Speaking of transactions, the capital market backdrop remain very conducive to deploying capital. Since the beginning of the year, we have closed or under contract to close $2.8 billion of investments across 23 separate transactions, including $1.1 billion, which we spoke to in February, mostly made up of the Affinity transaction. These investments are predominantly with our repeat counterparties or existing operators. As excited as we are about this record level of activity, in just first four months of the year, we remain incredibly busy, parsing through granular opportunities in both the US as well as the UK. Our near-term capital deployment pipeline remains robust, highly visible, actionable, and squarely within our circle of confidence where we can bet with the house odds rather than the gambler swords as rates and credit space continue to march higher, our telephones are ringing off the hook as we are requested to provide solutions to institutions, families, operators and other sellers.

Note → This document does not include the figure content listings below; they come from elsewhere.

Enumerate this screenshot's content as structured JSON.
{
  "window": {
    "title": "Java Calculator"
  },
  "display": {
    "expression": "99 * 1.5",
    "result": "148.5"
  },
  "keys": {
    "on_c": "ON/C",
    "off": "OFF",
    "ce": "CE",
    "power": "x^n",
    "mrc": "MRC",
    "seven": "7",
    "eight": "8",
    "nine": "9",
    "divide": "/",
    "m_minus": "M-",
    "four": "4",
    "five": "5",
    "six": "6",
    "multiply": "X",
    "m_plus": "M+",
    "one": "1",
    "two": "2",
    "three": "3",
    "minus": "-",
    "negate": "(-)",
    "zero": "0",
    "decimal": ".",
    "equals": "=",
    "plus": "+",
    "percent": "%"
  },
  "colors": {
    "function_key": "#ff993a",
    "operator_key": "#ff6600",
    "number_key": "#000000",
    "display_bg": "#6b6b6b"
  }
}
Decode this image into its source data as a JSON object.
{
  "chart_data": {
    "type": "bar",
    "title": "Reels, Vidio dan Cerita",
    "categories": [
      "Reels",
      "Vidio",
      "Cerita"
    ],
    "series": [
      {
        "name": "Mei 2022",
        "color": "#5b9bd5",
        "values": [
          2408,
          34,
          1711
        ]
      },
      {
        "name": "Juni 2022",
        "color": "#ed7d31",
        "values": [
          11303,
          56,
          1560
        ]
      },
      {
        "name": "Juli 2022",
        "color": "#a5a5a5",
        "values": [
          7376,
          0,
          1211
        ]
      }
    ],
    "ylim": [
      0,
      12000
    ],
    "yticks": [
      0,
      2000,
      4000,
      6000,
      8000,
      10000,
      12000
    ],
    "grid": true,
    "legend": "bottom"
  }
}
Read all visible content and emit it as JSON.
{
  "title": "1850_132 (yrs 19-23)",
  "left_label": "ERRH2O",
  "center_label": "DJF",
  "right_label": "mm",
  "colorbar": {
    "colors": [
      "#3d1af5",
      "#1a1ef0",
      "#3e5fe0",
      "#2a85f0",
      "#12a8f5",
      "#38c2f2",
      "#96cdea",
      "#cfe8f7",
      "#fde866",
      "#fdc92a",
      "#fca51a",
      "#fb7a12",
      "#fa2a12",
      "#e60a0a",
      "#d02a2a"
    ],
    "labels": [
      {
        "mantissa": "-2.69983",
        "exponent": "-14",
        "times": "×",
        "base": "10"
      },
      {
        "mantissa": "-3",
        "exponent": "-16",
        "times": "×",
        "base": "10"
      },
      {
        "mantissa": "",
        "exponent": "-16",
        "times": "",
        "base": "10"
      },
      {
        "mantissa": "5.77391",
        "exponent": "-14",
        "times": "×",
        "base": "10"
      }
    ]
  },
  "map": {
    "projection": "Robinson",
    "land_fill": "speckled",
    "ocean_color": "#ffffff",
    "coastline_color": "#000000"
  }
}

2024 will be a very active year for us. While I wrote extensively about our apathy towards entity level M&A transactions in my annual letter, our enthusiasm remains unbridled for tuck-in acquisitions, one asset at a time, where we can invest at an attractive basis with operational upside and irreplicable uplift from Welltower's operating platform. As we have said in the past, our goal is to achieve significant regional density, seeking to grow deep in our market, not broad. And with the help of our data science platform, ALFA, we're able to identify one asset at a time which not only have the strongest growth prospects, but also the strongest fit to our portfolio. Though we occasionally come across sellers who are disconnected from asset value as they appear to be living in a time capsule of yesterday's interest environment are simply hoping that we'll be back there soon. Many more pragmatic and smart institutions and families realize that perhaps hope is not a strategy, especially in face of a looming wall of debt maturities for the industry and dearth of financing options. We continue to provide solutions to counterparties who want a sophisticated and reliable partner who shows up at the closing table without a fail with cash and operating partners.
We at Welltower are in a handshake business and will remain so. Our stellar reputation is much more valuable to us than few basis points here and there that we may leave on the table. After all, our [Indecipherable] remains long-term compounding our per share value of our existing shareholders, not to maximize the deal or a quarter. In the end, time is the friend of wonderful companies that compound and the enemy of the mediocre.
With that I'll pass it over to John. John?